"Still," said Mrs. Esmond, "the pay cannot be very high, and it must be a wild country."

"It is quite sufficient for a lonely man, and now Grace—"

He stopped abruptly, a trifle flushed in face, and his companion smiled at him.

"Yes," she said, "I understand, and if it happens as we both wish I shall be content. Geoffrey has been a good son, but I could not expect to keep him always to myself—and I would rather it should be Grace than any one else."

"Thank you!" said Coulthurst simply. "Whether I have done right in allowing her to come here I do not know. In any case, I never suspected what might happen until a month ago. Then I was a trifle astonished, but the mischief was done."

Mrs. Esmond laughed, "You might have expressed it more happily, though it is perhaps only natural that there was a day or two when I would not have found fault with you."

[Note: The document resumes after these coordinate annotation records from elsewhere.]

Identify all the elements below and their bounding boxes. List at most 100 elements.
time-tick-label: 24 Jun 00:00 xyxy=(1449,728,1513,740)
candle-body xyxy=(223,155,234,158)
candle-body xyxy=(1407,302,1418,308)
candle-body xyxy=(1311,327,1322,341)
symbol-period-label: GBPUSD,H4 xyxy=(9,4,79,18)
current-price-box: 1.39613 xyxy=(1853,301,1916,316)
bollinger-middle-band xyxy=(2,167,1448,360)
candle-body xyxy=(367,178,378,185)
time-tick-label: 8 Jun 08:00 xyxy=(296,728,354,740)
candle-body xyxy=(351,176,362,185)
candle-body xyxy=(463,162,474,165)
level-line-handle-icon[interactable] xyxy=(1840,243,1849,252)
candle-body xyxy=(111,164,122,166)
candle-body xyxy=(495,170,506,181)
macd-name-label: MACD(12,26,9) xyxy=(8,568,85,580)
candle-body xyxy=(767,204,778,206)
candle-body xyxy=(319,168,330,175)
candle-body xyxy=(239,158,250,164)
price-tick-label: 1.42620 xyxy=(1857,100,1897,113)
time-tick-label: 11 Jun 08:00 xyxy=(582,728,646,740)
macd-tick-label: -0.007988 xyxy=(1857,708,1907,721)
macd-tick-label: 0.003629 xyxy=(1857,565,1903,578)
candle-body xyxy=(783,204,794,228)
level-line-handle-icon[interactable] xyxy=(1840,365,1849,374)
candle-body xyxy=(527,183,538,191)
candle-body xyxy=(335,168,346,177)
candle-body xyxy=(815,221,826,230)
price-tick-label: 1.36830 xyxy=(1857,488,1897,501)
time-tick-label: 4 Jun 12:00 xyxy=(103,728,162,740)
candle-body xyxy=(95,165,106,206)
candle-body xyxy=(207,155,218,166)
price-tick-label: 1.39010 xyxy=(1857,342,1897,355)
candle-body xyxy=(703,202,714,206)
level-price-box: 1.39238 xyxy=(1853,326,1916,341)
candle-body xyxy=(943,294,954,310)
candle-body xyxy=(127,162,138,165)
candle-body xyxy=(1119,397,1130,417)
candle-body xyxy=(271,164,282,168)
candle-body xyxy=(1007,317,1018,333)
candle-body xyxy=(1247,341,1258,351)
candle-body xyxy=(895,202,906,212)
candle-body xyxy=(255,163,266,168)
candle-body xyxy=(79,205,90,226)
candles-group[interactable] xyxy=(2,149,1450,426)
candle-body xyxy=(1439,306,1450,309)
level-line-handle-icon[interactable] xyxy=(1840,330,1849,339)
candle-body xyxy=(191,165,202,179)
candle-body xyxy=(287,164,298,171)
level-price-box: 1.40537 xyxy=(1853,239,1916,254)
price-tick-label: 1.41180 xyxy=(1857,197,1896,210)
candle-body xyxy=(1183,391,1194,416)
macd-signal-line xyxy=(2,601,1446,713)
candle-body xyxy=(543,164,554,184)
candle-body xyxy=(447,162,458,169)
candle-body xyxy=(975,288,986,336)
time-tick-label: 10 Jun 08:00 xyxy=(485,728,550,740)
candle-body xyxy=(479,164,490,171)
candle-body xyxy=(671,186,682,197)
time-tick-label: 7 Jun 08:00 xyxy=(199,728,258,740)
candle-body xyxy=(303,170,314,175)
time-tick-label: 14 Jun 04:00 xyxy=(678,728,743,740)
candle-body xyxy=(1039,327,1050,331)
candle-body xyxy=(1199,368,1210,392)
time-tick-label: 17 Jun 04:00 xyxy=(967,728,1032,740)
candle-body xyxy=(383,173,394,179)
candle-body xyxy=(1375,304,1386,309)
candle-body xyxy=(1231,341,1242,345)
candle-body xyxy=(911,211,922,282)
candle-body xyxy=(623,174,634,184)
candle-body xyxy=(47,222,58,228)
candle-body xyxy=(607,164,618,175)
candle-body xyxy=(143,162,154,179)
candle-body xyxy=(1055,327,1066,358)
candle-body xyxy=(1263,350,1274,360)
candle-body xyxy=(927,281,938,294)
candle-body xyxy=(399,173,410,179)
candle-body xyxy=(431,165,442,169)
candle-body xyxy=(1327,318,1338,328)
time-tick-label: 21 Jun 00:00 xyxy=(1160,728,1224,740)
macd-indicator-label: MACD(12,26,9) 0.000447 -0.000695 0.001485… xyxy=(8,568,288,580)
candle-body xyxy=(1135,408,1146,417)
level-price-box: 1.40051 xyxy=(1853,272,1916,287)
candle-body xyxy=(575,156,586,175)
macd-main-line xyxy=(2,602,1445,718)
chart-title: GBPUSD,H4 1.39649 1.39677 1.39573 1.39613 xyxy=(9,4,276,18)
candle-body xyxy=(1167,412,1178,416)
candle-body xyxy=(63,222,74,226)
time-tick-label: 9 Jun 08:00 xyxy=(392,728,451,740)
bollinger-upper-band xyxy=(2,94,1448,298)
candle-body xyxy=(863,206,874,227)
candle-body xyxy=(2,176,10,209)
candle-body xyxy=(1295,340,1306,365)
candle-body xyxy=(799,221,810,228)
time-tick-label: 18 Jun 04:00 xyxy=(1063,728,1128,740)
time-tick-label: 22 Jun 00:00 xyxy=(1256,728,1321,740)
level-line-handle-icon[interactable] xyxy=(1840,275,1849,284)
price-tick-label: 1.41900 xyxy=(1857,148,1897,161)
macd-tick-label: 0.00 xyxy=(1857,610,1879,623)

Coulthurst said nothing further, but his thoughts were busy. He knew better than most men what life in the newer lands is, and he had no desire that Grace should share it with him. What she thought of Esmond he did not know; but the latter had told him what he thought of her, and his mother was, it seemed, content with the choice he had made. A good deal depended on the girl's fancy.

They had turned again when she came towards them across the lawn as though she did not see them, until, hearing their footsteps, she stopped abruptly. Nobody spoke for a moment or two, but she felt their eyes upon her, and the crimson grew deeper in her cheek as she turned to the elder lady.

"I see you know," she said, with a little tremor in her voice. "You will forgive me if he feels hurt over it—but I felt I could not. Geoffrey, of course, is——"

The major groaned inwardly when she stopped, and there was a sudden slight but perceptible change in his companion. Her face lost its usual gentleness, and became for a moment not hard or vindictive, but impressively grave.